Australian Senior Citizens Duped Into Being Drug Mules
Foreign scam artists are increasingly targeting elderly travelers with too-good-to-be-true online offers.
In a new twist on drug smuggling, Australian senior citizens traveling overseas are being duped into being unwitting drug mules by international criminal organizations.
In 2013, an unsuspecting elderly couple from Perth discovered they were smuggling $7 million worth of methamphetamine into the country. After winning a trip to Canada in an online competition, free bags had been awarded to the couple that actually contained the drugs.

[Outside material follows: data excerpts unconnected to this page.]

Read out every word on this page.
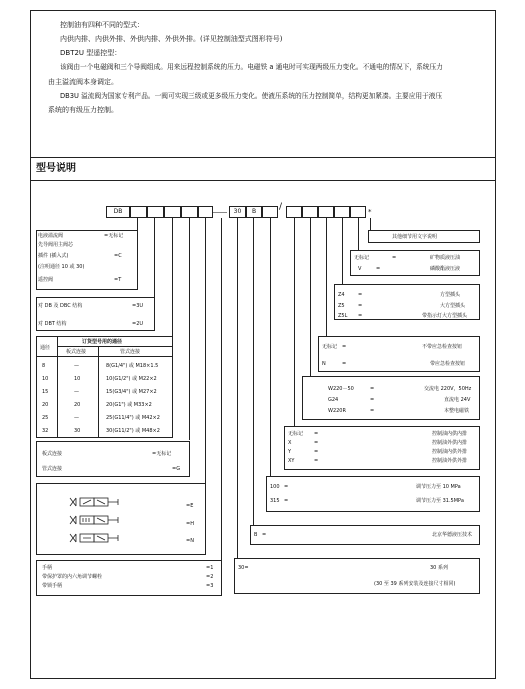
控制油有四种不同的型式：
内供内排、内供外排、外供内排、外供外排。(详见控制油型式图形符号)
DBT2U 型遥控型：
该阀由一个电磁阀和三个导阀组成。用来远程控制系统的压力。电磁铁 a 通电时可实现两级压力变化。不通电的情况下，系统压力
由主溢流阀本身调定。
DB3U 溢流阀为国家专利产品。一阀可实现三级或更多级压力变化。使液压系统的压力控制简单，结构更加紧凑。主要应用于液压
系统的有级压力控制。
型号说明
DB	― ―	30	B	/	*
电液溢流阀	=无标记
先导阀用主阀芯
插件 (插入式)	=C
(注明通径 10 或 30)
遥控阀	=T
对 DB 及 DBC 结构	=3U
对 DBT 结构	=2U
订货型号用的通径
通径
板式连接	管式连接
8	—	8(G1/4") 或 M18×1.5
10	10	10(G1/2") 或 M22×2
15	—	15(G3/4") 或 M27×2
20	20	20(G1") 或 M33×2
25	—	25(G11/4") 或 M42×2
32	30	30(G11/2") 或 M48×2
板式连接	=无标记
管式连接	=G
=E
=H
=N
手柄	=1
带保护罩的内六角调节螺栓	=2
带锁手柄	=3
其他细节用文字说明
无标记	=	矿物质液压油
V	=	磷酸酯液压液
Z4	=	方型插头
Z5	=	大方型插头
Z5L =	带指示灯大方型插头
无标记 =	不带应急检查按钮
N	=	带应急检查按钮
W220－50	=	交流电 220V，50Hz
G24	=	直流电 24V
W220R	=	本整电磁铁
无标记 =	控制油内供内排
X	=	控制油外供内排
Y	=	控制油内供外排
XY	=	控制油外供外排
100 =	调节压力至 10 MPa
315 =	调节压力至 31.5MPa
B =	北京华德液压技术
30=	30 系列
(30 至 39 系列安装及连接尺寸相同)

"It was actually an internet scam they became involved in," said Leanne Close, the Australian Federal Police National Aviation Manager. "They were searching the internet and entered what they thought was a legitimate holiday process of winning tickets in a draw for a holiday, and the prize was a free overseas trip and luggage.”
An Australian Federal Police (AFP) investigation revealed how older Australians were being targeted by a bogus Canadian-based travel company. A poor understanding of the Internet combined with the financial difficulties of retirement have made the elderly easy targets.
"The investigation has revealed a complex and highly organized scam…The organizers of this scam went to great lengths to provide a facade of legitimacy,” said Australian police Cmdr. David Bachi. “We will continue working with local and international law enforcement partners, targeting all elements of this drug syndicate."
Although not prosecuted when caught, the seniors are subject to incredible risk when falling for such a scheme. Justice Minister Michael Keenan believes the only answer might be for older Australians to exercise extra caution when making travel plans. In addition, if they suddenly win an online travel prize in an unexpected fashion, they should investigate it fully before accepting the offer.
"[W]e want to make sure that people use common sense if they do get an offer of free travel to make sure they do their due diligence to make sure it's a bona fide offer and not a way for criminals to use people in this way," Keenan said.